Stocks are trading in a way not seen since the peak of the tech bubble
Reuters / Peter Morgan
- Stocks are trading more independently of macro factors than at any point since 2001, according to Morgan Stanley.
- These types of market conditions are ideal for stock pickers, who make their living analyzing company fundamentals and betting on single stocks.
Stocks are partying like it's 2001.
They're trading independently of one another to a degree not seen since the height of the tech bubble, according to a study conducted by Morgan Stanley. And they've been operating with a mind of their own for months now, bucking a trend that's historically seen them trade more in lockstep in response to geopolitical and macroeconomic developments.
As of year-end 2017, 71% of the risk associated with the average S&P 500 stock was inexplainable by a set of six macro risk factors maintained by Morgan Stanley over the past 252 days. That's the highest in almost 17 years, the firm wrote in a client note.
And if you condense the period of comparison to 63 days, the measure of stock-specific risk is the highest since 2000, when the dotcom bubble was still swelling, Morgan Stanley data show.
These types of market conditions are ideal for stock pickers, who make their living analyzing company fundamentals and betting on single stocks.
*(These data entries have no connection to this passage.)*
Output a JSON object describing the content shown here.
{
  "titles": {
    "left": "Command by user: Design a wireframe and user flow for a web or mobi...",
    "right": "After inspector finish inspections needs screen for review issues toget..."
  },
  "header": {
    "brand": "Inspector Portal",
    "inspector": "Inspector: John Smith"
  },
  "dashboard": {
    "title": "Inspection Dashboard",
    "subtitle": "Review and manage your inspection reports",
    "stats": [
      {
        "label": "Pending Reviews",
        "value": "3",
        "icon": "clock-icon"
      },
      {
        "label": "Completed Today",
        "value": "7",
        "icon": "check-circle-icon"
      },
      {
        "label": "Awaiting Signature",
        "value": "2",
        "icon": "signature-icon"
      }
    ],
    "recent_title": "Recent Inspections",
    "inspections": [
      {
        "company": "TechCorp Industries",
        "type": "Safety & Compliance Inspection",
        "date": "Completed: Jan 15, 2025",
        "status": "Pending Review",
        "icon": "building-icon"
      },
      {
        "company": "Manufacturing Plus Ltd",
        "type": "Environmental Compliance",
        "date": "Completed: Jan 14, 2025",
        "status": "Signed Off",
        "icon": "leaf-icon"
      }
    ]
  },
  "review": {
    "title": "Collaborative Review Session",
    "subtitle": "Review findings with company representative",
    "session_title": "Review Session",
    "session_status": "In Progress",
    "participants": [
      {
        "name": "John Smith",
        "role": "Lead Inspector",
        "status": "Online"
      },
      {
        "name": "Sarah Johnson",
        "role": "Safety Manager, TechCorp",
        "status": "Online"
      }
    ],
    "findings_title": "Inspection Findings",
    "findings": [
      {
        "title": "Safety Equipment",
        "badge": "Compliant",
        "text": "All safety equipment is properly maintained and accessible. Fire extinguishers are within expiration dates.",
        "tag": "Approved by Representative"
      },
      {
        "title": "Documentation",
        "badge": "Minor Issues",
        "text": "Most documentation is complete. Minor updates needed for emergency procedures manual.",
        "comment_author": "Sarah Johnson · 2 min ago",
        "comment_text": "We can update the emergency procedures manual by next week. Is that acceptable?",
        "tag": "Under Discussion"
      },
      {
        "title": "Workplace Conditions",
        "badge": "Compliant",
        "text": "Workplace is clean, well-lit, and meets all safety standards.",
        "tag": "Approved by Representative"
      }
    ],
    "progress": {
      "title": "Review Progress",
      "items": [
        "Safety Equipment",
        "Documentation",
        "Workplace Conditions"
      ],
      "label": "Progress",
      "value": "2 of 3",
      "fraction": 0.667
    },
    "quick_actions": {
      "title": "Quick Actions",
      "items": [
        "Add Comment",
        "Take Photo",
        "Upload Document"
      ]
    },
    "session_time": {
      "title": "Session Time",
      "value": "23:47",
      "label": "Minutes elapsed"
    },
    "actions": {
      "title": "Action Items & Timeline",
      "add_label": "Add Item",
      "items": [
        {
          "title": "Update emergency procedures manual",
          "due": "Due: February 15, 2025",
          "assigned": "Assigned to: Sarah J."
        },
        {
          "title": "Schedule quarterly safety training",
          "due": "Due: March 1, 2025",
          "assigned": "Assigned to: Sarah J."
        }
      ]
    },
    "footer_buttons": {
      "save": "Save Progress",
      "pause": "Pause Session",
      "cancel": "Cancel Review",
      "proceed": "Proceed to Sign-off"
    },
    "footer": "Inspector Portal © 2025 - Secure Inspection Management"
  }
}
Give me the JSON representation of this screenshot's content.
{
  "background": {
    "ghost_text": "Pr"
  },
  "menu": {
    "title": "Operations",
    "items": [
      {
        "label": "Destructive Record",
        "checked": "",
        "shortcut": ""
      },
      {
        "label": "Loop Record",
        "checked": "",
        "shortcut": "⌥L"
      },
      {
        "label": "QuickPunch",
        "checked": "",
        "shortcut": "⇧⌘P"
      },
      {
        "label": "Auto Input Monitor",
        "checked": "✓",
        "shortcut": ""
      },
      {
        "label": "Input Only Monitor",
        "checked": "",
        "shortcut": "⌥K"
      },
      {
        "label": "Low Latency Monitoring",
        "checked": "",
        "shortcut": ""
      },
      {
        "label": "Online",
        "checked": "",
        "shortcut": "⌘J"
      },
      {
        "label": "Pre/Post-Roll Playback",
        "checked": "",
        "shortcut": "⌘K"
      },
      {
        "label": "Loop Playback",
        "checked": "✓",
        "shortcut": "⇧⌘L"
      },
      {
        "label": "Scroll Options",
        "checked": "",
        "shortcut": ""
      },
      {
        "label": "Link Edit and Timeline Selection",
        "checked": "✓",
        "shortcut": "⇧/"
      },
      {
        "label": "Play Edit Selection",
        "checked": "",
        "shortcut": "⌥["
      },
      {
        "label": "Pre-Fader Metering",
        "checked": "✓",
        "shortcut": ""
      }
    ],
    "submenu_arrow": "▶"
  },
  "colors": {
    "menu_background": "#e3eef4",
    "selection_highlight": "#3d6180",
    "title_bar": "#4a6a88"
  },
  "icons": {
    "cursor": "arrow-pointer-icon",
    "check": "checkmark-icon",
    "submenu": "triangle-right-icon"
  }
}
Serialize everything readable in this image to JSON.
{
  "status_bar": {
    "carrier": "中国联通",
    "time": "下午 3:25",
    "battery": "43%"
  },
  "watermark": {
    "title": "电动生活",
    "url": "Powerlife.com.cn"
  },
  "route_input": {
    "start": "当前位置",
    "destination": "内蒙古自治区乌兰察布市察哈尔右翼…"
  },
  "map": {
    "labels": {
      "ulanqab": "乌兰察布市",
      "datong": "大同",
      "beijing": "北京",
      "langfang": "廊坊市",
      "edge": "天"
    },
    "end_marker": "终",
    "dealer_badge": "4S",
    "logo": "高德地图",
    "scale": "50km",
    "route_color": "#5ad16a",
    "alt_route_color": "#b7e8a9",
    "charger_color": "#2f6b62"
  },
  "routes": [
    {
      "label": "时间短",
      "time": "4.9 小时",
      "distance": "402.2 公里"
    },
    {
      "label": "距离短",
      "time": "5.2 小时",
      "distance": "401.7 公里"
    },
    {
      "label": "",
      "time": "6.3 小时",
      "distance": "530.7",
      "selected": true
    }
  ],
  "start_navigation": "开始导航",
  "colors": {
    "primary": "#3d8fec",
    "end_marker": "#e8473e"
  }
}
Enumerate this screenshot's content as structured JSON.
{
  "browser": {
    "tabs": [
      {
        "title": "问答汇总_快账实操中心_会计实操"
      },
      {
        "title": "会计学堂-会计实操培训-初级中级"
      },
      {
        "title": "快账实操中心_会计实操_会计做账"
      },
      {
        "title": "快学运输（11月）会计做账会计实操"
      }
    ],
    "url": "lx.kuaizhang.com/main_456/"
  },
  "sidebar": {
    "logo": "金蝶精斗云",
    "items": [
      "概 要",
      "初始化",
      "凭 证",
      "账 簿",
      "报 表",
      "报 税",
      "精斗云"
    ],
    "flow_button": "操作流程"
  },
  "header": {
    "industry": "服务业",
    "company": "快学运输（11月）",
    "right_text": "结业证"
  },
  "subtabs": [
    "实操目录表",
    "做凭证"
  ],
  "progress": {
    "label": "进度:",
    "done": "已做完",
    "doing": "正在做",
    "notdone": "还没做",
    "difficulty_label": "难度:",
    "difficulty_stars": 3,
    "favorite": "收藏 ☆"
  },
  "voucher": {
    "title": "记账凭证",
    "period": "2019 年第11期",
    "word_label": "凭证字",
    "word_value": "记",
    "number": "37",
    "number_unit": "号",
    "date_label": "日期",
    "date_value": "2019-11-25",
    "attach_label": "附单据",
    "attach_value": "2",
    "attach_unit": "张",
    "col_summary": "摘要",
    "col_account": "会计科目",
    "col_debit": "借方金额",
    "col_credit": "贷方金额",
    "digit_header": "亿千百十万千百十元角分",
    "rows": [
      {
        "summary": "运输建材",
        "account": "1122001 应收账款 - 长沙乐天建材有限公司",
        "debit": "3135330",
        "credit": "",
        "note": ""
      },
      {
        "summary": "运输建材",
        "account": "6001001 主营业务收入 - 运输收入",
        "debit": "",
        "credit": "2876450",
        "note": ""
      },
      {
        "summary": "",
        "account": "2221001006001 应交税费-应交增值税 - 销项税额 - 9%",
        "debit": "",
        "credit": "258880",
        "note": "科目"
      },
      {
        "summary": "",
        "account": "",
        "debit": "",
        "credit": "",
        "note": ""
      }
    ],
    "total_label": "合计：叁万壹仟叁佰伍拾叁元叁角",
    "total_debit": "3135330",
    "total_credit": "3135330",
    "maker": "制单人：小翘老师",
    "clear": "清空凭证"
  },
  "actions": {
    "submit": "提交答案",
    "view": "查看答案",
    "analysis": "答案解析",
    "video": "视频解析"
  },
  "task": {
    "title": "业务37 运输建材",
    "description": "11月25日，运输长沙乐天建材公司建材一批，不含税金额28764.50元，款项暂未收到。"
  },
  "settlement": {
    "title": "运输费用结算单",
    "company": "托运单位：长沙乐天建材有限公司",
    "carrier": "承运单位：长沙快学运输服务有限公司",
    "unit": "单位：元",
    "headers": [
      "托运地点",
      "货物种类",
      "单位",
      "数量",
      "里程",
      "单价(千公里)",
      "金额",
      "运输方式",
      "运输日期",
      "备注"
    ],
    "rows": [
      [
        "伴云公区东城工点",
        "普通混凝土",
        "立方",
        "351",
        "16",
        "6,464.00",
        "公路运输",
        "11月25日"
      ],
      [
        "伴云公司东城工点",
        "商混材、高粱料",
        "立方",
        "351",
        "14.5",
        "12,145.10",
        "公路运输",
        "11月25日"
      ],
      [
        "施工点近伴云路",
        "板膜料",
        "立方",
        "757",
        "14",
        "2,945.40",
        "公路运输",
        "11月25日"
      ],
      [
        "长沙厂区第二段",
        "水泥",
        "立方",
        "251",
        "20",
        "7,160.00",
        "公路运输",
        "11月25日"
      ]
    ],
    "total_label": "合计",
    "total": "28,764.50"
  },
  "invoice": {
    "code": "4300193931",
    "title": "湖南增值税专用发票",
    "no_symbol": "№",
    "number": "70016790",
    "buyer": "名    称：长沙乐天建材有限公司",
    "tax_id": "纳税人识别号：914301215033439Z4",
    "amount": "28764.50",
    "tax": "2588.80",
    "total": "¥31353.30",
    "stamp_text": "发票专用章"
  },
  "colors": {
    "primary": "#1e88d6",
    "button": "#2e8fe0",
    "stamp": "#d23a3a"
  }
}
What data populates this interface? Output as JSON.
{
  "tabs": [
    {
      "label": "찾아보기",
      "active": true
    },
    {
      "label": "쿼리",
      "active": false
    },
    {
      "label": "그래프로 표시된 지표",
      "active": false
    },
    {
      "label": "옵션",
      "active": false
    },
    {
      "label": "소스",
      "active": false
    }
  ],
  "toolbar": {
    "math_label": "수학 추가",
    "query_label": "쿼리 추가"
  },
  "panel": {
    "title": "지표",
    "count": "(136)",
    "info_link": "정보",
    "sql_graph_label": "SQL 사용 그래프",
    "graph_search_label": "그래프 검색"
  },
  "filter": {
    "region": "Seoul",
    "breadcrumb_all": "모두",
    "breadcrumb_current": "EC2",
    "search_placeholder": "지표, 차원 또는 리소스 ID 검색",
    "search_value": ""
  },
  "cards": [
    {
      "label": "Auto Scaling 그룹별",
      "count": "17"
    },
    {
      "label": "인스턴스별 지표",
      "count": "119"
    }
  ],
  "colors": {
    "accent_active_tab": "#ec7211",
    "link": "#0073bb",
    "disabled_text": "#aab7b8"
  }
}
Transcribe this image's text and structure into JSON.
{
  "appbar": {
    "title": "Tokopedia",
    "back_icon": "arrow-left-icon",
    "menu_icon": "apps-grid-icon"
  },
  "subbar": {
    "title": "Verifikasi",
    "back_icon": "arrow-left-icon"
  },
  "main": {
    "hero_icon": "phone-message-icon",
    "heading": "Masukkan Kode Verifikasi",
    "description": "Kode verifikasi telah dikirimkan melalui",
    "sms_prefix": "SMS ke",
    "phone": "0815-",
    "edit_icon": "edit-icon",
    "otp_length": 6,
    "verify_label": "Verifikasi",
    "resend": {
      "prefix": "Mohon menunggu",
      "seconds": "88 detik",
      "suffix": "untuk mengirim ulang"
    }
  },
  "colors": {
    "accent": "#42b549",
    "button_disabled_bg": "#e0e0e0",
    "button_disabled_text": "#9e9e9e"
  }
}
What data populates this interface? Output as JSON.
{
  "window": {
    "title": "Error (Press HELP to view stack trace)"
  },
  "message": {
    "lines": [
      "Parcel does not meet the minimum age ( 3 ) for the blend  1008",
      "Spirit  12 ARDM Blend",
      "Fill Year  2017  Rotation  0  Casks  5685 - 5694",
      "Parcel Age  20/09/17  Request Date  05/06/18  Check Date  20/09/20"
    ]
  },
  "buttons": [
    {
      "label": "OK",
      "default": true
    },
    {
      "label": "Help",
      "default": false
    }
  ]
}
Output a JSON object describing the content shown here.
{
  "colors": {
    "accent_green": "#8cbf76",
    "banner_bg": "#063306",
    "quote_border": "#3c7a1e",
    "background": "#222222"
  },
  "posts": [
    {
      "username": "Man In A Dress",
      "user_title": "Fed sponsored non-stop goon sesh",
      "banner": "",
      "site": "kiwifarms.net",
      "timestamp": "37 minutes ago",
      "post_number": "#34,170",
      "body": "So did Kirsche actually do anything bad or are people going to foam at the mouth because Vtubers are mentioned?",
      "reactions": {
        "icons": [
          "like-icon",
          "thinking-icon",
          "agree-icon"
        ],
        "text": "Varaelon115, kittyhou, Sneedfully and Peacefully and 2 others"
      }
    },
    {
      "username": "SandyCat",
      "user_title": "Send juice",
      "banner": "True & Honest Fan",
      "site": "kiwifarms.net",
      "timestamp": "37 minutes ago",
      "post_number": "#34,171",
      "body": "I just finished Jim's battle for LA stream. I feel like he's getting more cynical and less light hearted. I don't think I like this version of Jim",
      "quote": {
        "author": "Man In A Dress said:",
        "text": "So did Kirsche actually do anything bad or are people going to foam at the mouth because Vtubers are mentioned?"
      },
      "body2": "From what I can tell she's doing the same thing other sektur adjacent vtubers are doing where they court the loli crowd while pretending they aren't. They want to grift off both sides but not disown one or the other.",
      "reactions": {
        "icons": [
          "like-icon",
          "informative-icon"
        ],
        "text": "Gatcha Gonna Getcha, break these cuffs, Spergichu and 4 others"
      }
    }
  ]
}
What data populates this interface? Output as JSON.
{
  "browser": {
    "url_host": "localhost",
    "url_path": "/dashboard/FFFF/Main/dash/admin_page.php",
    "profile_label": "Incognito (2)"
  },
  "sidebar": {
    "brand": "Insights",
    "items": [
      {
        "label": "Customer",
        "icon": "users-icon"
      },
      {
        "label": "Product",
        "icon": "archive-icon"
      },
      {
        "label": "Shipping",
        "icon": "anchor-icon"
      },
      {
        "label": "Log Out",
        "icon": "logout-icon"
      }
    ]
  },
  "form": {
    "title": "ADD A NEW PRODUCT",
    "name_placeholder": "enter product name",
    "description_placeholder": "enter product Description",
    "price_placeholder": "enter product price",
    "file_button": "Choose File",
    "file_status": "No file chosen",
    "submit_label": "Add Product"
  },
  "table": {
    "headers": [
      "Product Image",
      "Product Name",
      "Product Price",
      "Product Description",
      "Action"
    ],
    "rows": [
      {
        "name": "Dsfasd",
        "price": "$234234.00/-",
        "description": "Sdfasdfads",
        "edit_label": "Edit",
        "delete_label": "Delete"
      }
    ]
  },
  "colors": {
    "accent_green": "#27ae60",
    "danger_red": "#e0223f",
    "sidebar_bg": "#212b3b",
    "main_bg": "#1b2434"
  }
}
It's a stunning turnaround for them, considering robo-advisors and passive strategies were supposed to put them out of commission. And matters weren't helped much as volatility hovered close to the lowest levels on record, sapping the market of the price swings so crucial for active managers to prove their bonafides.
But stock pickers are fighting back. Almost 50% of US active equity funds beat their benchmarks in 2017, the highest percentage since 2013, according to data compiled by Credit Suisse.
They've gotten a huge boost from historically low pair-wise correlations between stocks in major indexes - a measure that reflects the degree to which they trade in tandem. For the benchmark S&P 500, the measure sits at its lowest since 1994, while companies in the Russell 2000 gauge of small-cap stocks are trading the most independently since the tech bubble, according to Bank of America Merrill Lynch data.
"The rolling three-year relative performance trend was extremely weak heading into 2017," Credit Suisse analyst Craig Siegenthaler wrote in a client note. "But it has started to reverse in 2017 which is hopefully the end of a bad cyclical period for active equity managers."